The matrix corresponds to a homomorphism $\mathbb{Z^2} → \mathbb{Z^3}$

Question

In Aluffi's Algebra: Chapter $0$ in 4.3. Reading a presentation it says:

For example, take $M=\begin{pmatrix}1&3\\2&3\\5&9\end{pmatrix}$; this matrix corresponds to a homomorphism $\mathbb{Z^2} → \mathbb{Z^3}$, hence to a $\mathbb Z$-module.

1. What does it mean it corresponds to a homomorphism $\mathbb{Z^2} → \mathbb{Z^3}$? For example, does it mean $\begin{pmatrix}1&3\\2&3\\5&9\end{pmatrix} \begin{pmatrix}a\\b\end{pmatrix} = \begin{pmatrix}a'\\b'\\c'\end{pmatrix}$ holds for any $a,b,a',b',c'$?

2. What does it mean it corresponds to a $\mathbb Z$-module?

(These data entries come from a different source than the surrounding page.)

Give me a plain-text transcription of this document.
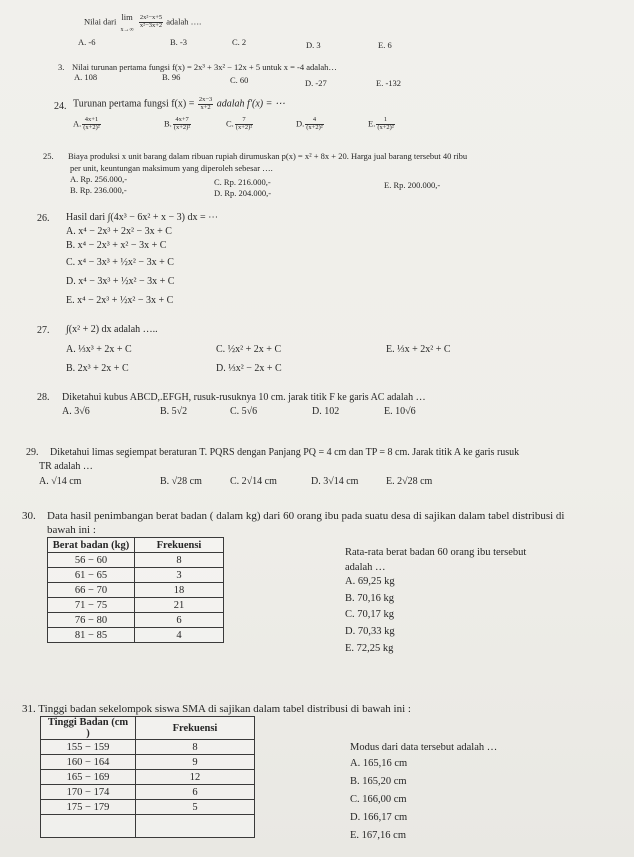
Nilai dari lim
$_{x\to\infty} \frac{\text{2x²−x+5}}{\text{x²−3x+2}}$ adalah ….
A. -6	B. -3	C. 2	D. 3	E. 6
3. Nilai turunan pertama fungsi f(x) = 2x³ + 3x² − 12x + 5 untuk x = -4 adalah…
A. 108	B. 96	C. 60	D. -27	E. -132
24. Turunan pertama fungsi $f(x) = \frac{2x-3}{x+2}$ adalah f′(x) = ⋯
A. $\frac{4x+1}{\text{(x+2)²}}$	B. $\frac{4x+7}{\text{(x+2)²}}$	C. $\frac{7}{\text{(x+2)²}}$	D. $\frac{4}{\text{(x+2)²}}$	E. $\frac{1}{\text{(x+2)²}}$
25. Biaya produksi x unit barang dalam ribuan rupiah dirumuskan p(x) = x² + 8x + 20. Harga jual barang tersebut 40 ribu
per unit, keuntungan maksimum yang diperoleh sebesar ….
A. Rp. 256.000,-	C. Rp. 216.000,-	E. Rp. 200.000,-
B. Rp. 236.000,-	D. Rp. 204.000,-
26. Hasil dari ∫(4x³ − 6x² + x − 3) dx = ⋯
A. x⁴ − 2x³ + 2x² − 3x + C
B. x⁴ − 2x³ + x² − 3x + C
C. x⁴ − 3x³ + ½x² − 3x + C
D. x⁴ − 3x³ + ½x² − 3x + C
E. x⁴ − 2x³ + ½x² − 3x + C
27. ∫(x² + 2) dx adalah …..
A. ⅓x³ + 2x + C	C. ½x² + 2x + C	E. ⅓x + 2x² + C
B. 2x³ + 2x + C	D. ⅓x² − 2x + C
28. Diketahui kubus ABCD,.EFGH, rusuk-rusuknya 10 cm. jarak titik F ke garis AC adalah …
A. 3√6	B. 5√2	C. 5√6	D. 102	E. 10√6
29. Diketahui limas segiempat beraturan T. PQRS dengan Panjang PQ = 4 cm dan TP = 8 cm. Jarak titik A ke garis rusuk
TR adalah …
A. √14 cm	B. √28 cm	C. 2√14 cm	D. 3√14 cm	E. 2√28 cm
30. Data hasil penimbangan berat badan ( dalam kg) dari 60 orang ibu pada suatu desa di sajikan dalam tabel distribusi di
bawah ini :
Berat badan (kg)	Frekuensi
56 − 60	8
61 − 65	3
66 − 70	18
71 − 75	21
76 − 80	6
81 − 85	4
Rata-rata berat badan 60 orang ibu tersebut
adalah …
A. 69,25 kg
B. 70,16 kg
C. 70,17 kg
D. 70,33 kg
E. 72,25 kg
31. Tinggi badan sekelompok siswa SMA di sajikan dalam tabel distribusi di bawah ini :
Tinggi Badan (cm )	Frekuensi
155 − 159	8
160 − 164	9
165 − 169	12
170 − 174	6
175 − 179	5

Modus dari data tersebut adalah …
A. 165,16 cm
B. 165,20 cm
C. 166,00 cm
D. 166,17 cm
E. 167,16 cm
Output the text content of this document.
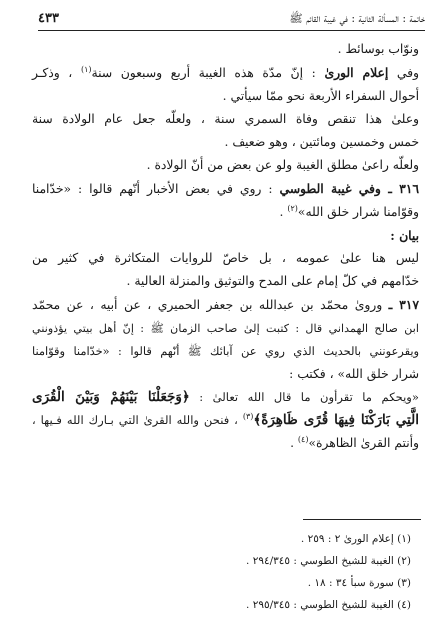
خاتمة : المسألة الثانية : في غيبة القائم ﷺ
٤٣٣

ونوّاب بوسائط .

وفي إعلام الورىٰ : إنّ مدّة هذه الغيبة أربع وسبعون سنة$^{(١)}$ ، وذكـر

أحوال السفراء الأربعة نحو ممّا سيأتي .

وعلىٰ هذا تنقص وفاة السمري سنة ، ولعلّه جعل عام الولادة سنة

خمس وخمسين ومائتين ، وهو ضعيف .

ولعلّه راعىٰ مطلق الغيبة ولو عن بعض من أنّ الولادة .

٣١٦ ـ وفي غيبة الطوسي : روي في بعض الأخبار أنّهم قالوا : «خدّامنا

وقوّامنا شرار خلق الله»$^{(٢)}$ .

بيان :

ليس هنا علىٰ عمومه ، بل خاصّ للروايات المتكاثرة في كثير من

خدّامهم في كلّ إمام على المدح والتوثيق والمنزلة العالية .

٣١٧ ـ وروىٰ محمّد بن عبدالله بن جعفر الحميري ، عن أبيه ، عن محمّد

ابن صالح الهمداني قال : كتبت إلىٰ صاحب الزمان ﷺ : إنّ أهل بيتي يؤذونني

ويقرعونني بالحديث الذي روي عن آبائك ﷺ أنّهم قالوا : «خدّامنا وقوّامنا

شرار خلق الله» ، فكتب :

«ويحكم ما تقرأون ما قال الله تعالىٰ : ﴿وَجَعَلْنَا بَيْنَهُمْ وَبَيْنَ الْقُرَى

الَّتِي بَارَكْنَا فِيهَا قُرًى ظَاهِرَةً﴾$^{(٣)}$ ، فنحن والله القرىٰ التي بـارك الله فـيها ،

وأنتم القرىٰ الظاهرة»$^{(٤)}$ .

(١) إعلام الورىٰ ٢ : ٢٥٩ .
(٢) الغيبة للشيخ الطوسي : ٢٩٤/٣٤٥ .
(٣) سورة سبأ ٣٤ : ١٨ .
(٤) الغيبة للشيخ الطوسي : ٢٩٥/٣٤٥ .
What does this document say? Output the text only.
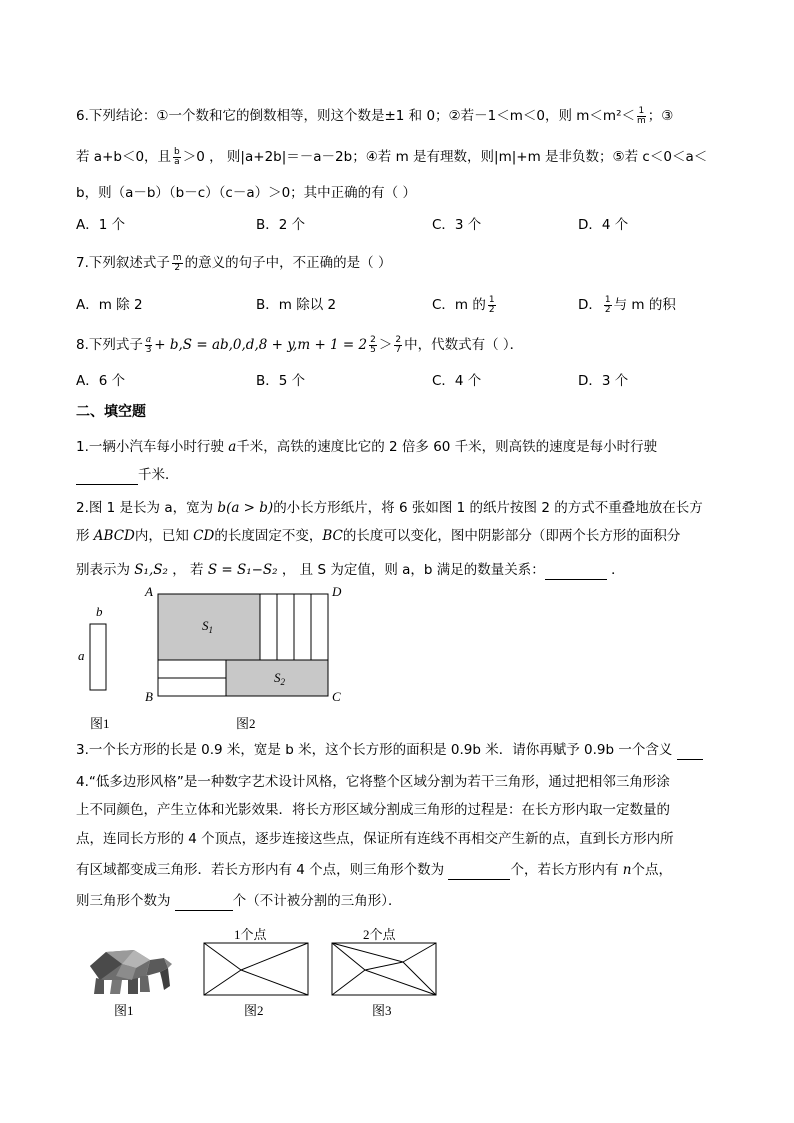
6.下列结论：①一个数和它的倒数相等，则这个数是±1 和 0；②若－1＜m＜0，则 $m<m^2< \frac{1}{m}$ ；③
若 a+b＜0，且 $\frac{b}{a} >0$ ， 则|a+2b|＝－a－2b；④若 m 是有理数，则|m|+m 是非负数；⑤若 c＜0＜a＜
b，则（a－b）（b－c）（c－a）＞0；其中正确的有（ ）
A．1 个	B．2 个	C．3 个	D．4 个
7.下列叙述式子 $\frac{m}{2}$ 的意义的句子中，不正确的是（ ）
A．m 除 2	B．m 除以 2	C．m 的 $\frac{1}{2}$	D． $\frac{1}{2}$ 与 m 的积
8.下列式子 $\frac{a}{3} + b,S = ab,0,d,8 + y,m + 1 = 2 \frac{2}{5} > \frac{2}{7}$ 中，代数式有（ ）．
A．6 个	B．5 个	C．4 个	D．3 个
二、填空题
1.一辆小汽车每小时行驶 a千米，高铁的速度比它的 2 倍多 60 千米，则高铁的速度是每小时行驶
千米．
2.图 1 是长为 a，宽为 b(a > b)的小长方形纸片，将 6 张如图 1 的纸片按图 2 的方式不重叠地放在长方
形 ABCD内，已知 CD的长度固定不变，BC的长度可以变化，图中阴影部分（即两个长方形的面积分
别表示为 S₁,S₂ ， 若 S = S₁−S₂ ， 且 S 为定值，则 a，b 满足的数量关系：	．
b
a
图1
A	D
B	C
$S_1$
$S_2$
图2
3.一个长方形的长是 0.9 米，宽是 b 米，这个长方形的面积是 0.9b 米．请你再赋予 0.9b 一个含义
4.“低多边形风格”是一种数字艺术设计风格，它将整个区域分割为若干三角形，通过把相邻三角形涂
上不同颜色，产生立体和光影效果．将长方形区域分割成三角形的过程是：在长方形内取一定数量的
点，连同长方形的 4 个顶点，逐步连接这些点，保证所有连线不再相交产生新的点，直到长方形内所
有区域都变成三角形．若长方形内有 4 个点，则三角形个数为	个，若长方形内有 n个点，
则三角形个数为	个（不计被分割的三角形）．
图1
1个点
图2
2个点
图3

For example, in an $R$-module $M$ we have a map $R \times M \to M$ so how $\mathbb{Z^2} → \mathbb{Z^3}$ instead of $\mathbb{Z^2} → \mathbb{Z^2}$ if it is a $\mathbb Z$-module?

Answer 1

In linear algebra, our $3 \times 2$ matrix corresponds to the map $$ \pmatrix{a\\b} \mapsto \pmatrix{1&3\\2&3\\5&9} \pmatrix{a\\b} = \pmatrix{a + 3b\\2a + 3b\\5a+9b} $$ This map is linear when $a,b$ are taken to be field elements, which is to say that a matrix of this shape traditionally represents a module homomorphism from $\Bbb F^2$ to $\Bbb F^3$. Similarly, when we take $a,b$ to be elements of $\Bbb Z$, we end up with a module homomorphism from $\Bbb Z^2$ to $\Bbb Z^3$.

I'm not sure about the answer to your second question, but I suspect that somebody else might. The full excerpt is as follows:

this matrix corresponds to a homomorphism $\Bbb Z^2 → \Bbb Z^3$, hence to a $\Bbb Z$-module; that is, a finitely generated abelian group $G$. The reader should figure out what $G$ is more explicitly (in terms of the classification of §IV.6, cf. Exercise 2.19) before reading on. (Aluffi, p. 345)

The referenced exercise:

Re-prove Corollary IV.6.5 as a corollary of Proposition 2.11 [viz. classification of finite abelian groups]. In fact, prove the more general fact that every finitely generated abelian group is a direct sum of cyclic groups. (Aluffi, p. 327)

Answer 2

1. What does it mean it corresponds to a homomorphism $\mathbb{Z^2} → \mathbb{Z^3}$? For example, does it mean $\begin{pmatrix}1&3\\2&3\\5&9\end{pmatrix} \begin{pmatrix}a\\b\end{pmatrix} = \begin{pmatrix}a'\\b'\\c'\end{pmatrix}$ holds for any $a,b,a',b',c'$?

That equation as written doesn't make any sense (it certainly won't be true for arbitrary $a,b,a',b',c'$). But it's the right idea: what it means is the homomorphism which sends $(a,b)\in\mathbb{Z}^2$ to the $(a',b',c')\in\mathbb{Z}$ such that your equation is true.

2. What does it mean it corresponds to a $\mathbb Z$-module? For example, in an R-module M we have a map $R \times M \to M$ so how $\mathbb{Z^2} → \mathbb{Z^3}$ instead of $\mathbb{Z^2} → \mathbb{Z^2}$ if it is a $\mathbb Z$-module?

The corresponding $\mathbb{Z}$-module is the $\mathbb{Z}$-module presented by this map, which is the quotient of $\mathbb{Z}^3$ by the image of the given homomorphism. The idea is that you constructing a module by "generators and relations": the generators are the three standard basis vectors $e_1,e_2,e_3$ of $\mathbb{Z}^3$ (which freely generate $\mathbb{Z}^3$ as a $\mathbb{Z}$-module), and then impose relations which say $e_1+2e_2+5e_3=0$ and $3e_1+3e_2+9e_3=0$. Imposing these relations corresponds exactly to modding out the submodule that $e_1+2e_2+5e_3$ and $3e_1+3e_2+9e_3$ generate, which is the image of the homomorphism $\mathbb{Z}^2\to\mathbb{Z}^3$ given by the matrix $\begin{pmatrix}1&3\\2&3\\5&9\end{pmatrix}$ (since $e_1+2e_2+5e_3$ and $3e_1+3e_2+9e_3$ correspond to the columns of the matrix).